Alfie Stirling, Sarah Arnold and Lukasz Krebel have now published new research that shows how the WNA would relate to Universal Credit. Click here to see the new research.
If the New Economics Foundation continues to research the effects of schemes close to being Citizen’s Basic Income schemes on means-tested benefits recipients then it might choose to extend the research reported in the recent article. The article shows percentile-level aggregated redistribution results. It would be equally important to know the extent of individual household losses for low income households. This is an important factor to consider when policy changes are proposed. (For examples, see pages 24, 29, 33 and 38 in a recent Institute for Social and Economic Research working paper.) It would also be important to know how many people would be taken off means-tested benefits entirely. (For examples, see pages 25, 30, 34 and 39 in a recent Institute for Social and Economic Research working paper.)
It is a pleasure to see research so relevant to the Citizen’s Basic Income debate being published by the New Economics Foundation.
One thought on “New Economics Foundation: Weekly National Allowance’s effect on Universal Credit”
Is it not time that we stop thinking of UBI in terms of tax and benefit and start seeing it as a rightful sharing of a part of our Gross National Income (GNI) which is not only created by the efforts of those working today but also results from the efforts and achievements of those that created our common heritage of systems and technologies.
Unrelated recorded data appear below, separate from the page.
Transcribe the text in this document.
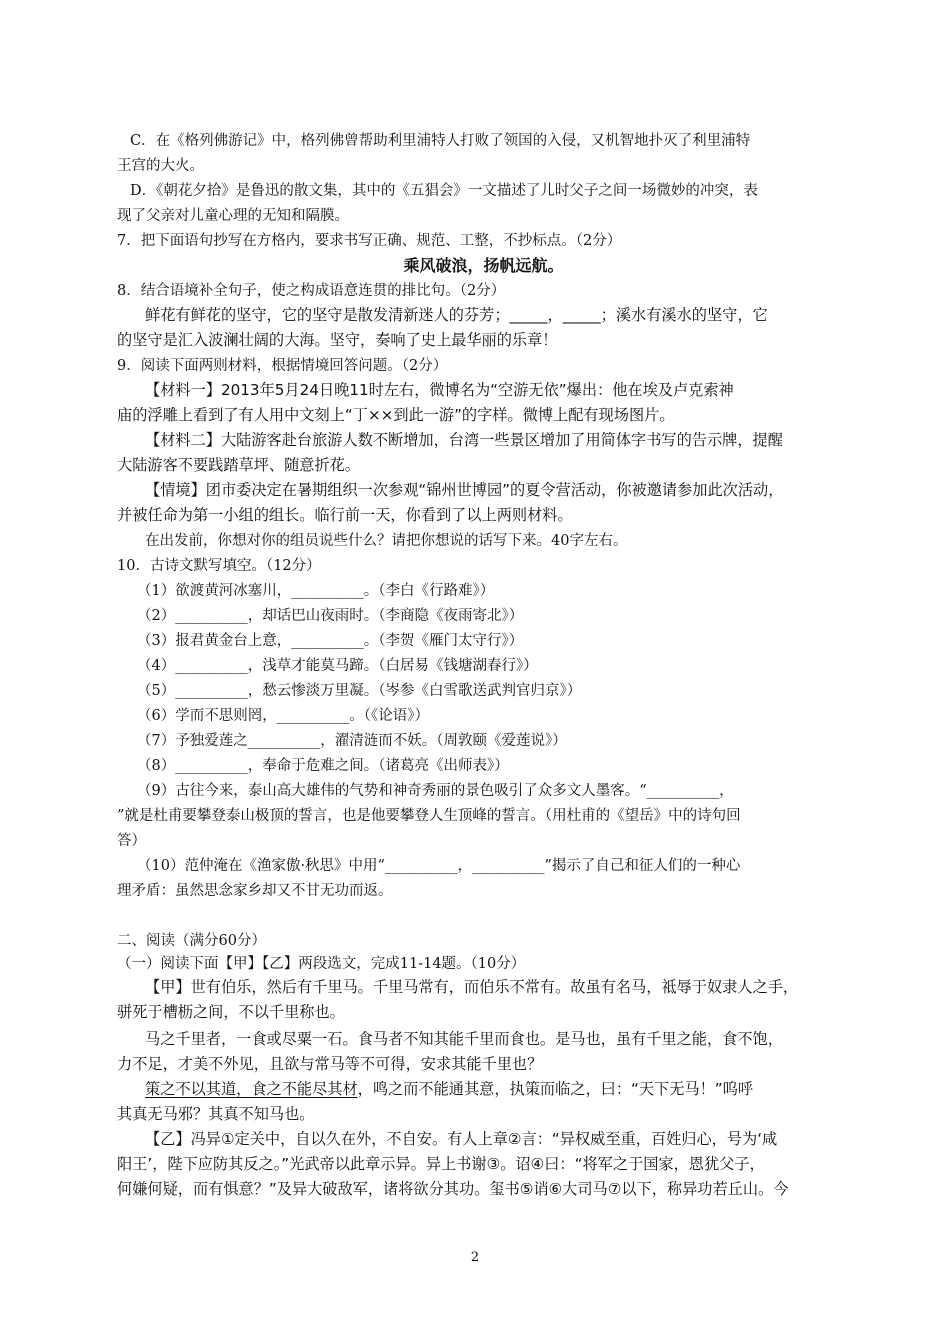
C．在《格列佛游记》中，格列佛曾帮助利里浦特人打败了领国的入侵，又机智地扑灭了利里浦特
王宫的大火。
D．《朝花夕拾》是鲁迅的散文集，其中的《五猖会》一文描述了儿时父子之间一场微妙的冲突，表
现了父亲对儿童心理的无知和隔膜。
7．把下面语句抄写在方格内，要求书写正确、规范、工整，不抄标点。（2分）
乘风破浪，扬帆远航。
8．结合语境补全句子，使之构成语意连贯的排比句。（2分）
鲜花有鲜花的坚守，它的坚守是散发清新迷人的芬芳；_____，_____；溪水有溪水的坚守，它
的坚守是汇入波澜壮阔的大海。坚守，奏响了史上最华丽的乐章！
9．阅读下面两则材料，根据情境回答问题。（2分）
【材料一】2013年5月24日晚11时左右，微博名为“空游无依”爆出：他在埃及卢克索神
庙的浮雕上看到了有人用中文刻上“丁××到此一游”的字样。微博上配有现场图片。
【材料二】大陆游客赴台旅游人数不断增加，台湾一些景区增加了用简体字书写的告示牌，提醒
大陆游客不要践踏草坪、随意折花。
【情境】团市委决定在暑期组织一次参观“锦州世博园”的夏令营活动，你被邀请参加此次活动，
并被任命为第一小组的组长。临行前一天，你看到了以上两则材料。
在出发前，你想对你的组员说些什么？请把你想说的话写下来。40字左右。
10．古诗文默写填空。（12分）
（1）欲渡黄河冰塞川，__________。（李白《行路难》）
（2）__________，却话巴山夜雨时。（李商隐《夜雨寄北》）
（3）报君黄金台上意，__________。（李贺《雁门太守行》）
（4）__________，浅草才能莫马蹄。（白居易《钱塘湖春行》）
（5）__________，愁云惨淡万里凝。（岑参《白雪歌送武判官归京》）
（6）学而不思则罔，__________。（《论语》）
（7）予独爱莲之__________，濯清涟而不妖。（周敦颐《爱莲说》）
（8）__________，奉命于危难之间。（诸葛亮《出师表》）
（9）古往今来，泰山高大雄伟的气势和神奇秀丽的景色吸引了众多文人墨客。“__________，
”就是杜甫要攀登泰山极顶的誓言，也是他要攀登人生顶峰的誓言。（用杜甫的《望岳》中的诗句回
答）
（10）范仲淹在《渔家傲·秋思》中用“__________，__________”揭示了自己和征人们的一种心
理矛盾：虽然思念家乡却又不甘无功而返。
二、阅读（满分60分）
（一）阅读下面【甲】【乙】两段选文，完成11-14题。（10分）
【甲】世有伯乐，然后有千里马。千里马常有，而伯乐不常有。故虽有名马，祗辱于奴隶人之手，
骈死于槽枥之间，不以千里称也。
马之千里者，一食或尽粟一石。食马者不知其能千里而食也。是马也，虽有千里之能，食不饱，
力不足，才美不外见，且欲与常马等不可得，安求其能千里也？
其真无马邪？其真不知马也。
【乙】冯异①定关中，自以久在外，不自安。有人上章②言：“异权威至重，百姓归心，号为‘咸
阳王’，陛下应防其反之。”光武帝以此章示异。异上书谢③。诏④曰：“将军之于国家，恩犹父子，
何嫌何疑，而有惧意？”及异大破敌军，诸将欲分其功。玺书⑤诮⑥大司马⑦以下，称异功若丘山。今
策之不以其道，食之不能尽其材，鸣之而不能通其意，执策而临之，曰：“天下无马！”呜呼
2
We cannot go on producing more and more inessential stuff just for the purpose of creating jobs in order to distribute income and destroying our environment as we do so. We need to set up a system for the long term future based on a sharing of the first tranche of GNI. If, for example, the first 25% of all incomes were pooled those with a national average income of £28,000 would pay into the pool £7,000 and receive the same amount from it as a basic income, thereby having an account with the pool fund that is in balance. Those with a less than average income would have their net income increased and those with higher than average incomes would have their net incomes reduced. An individual’s income for tax and benefit purposes would be their net income from this process. Looked at this way the level of basic income is not limited by what is affordable but by what we are prepared to share.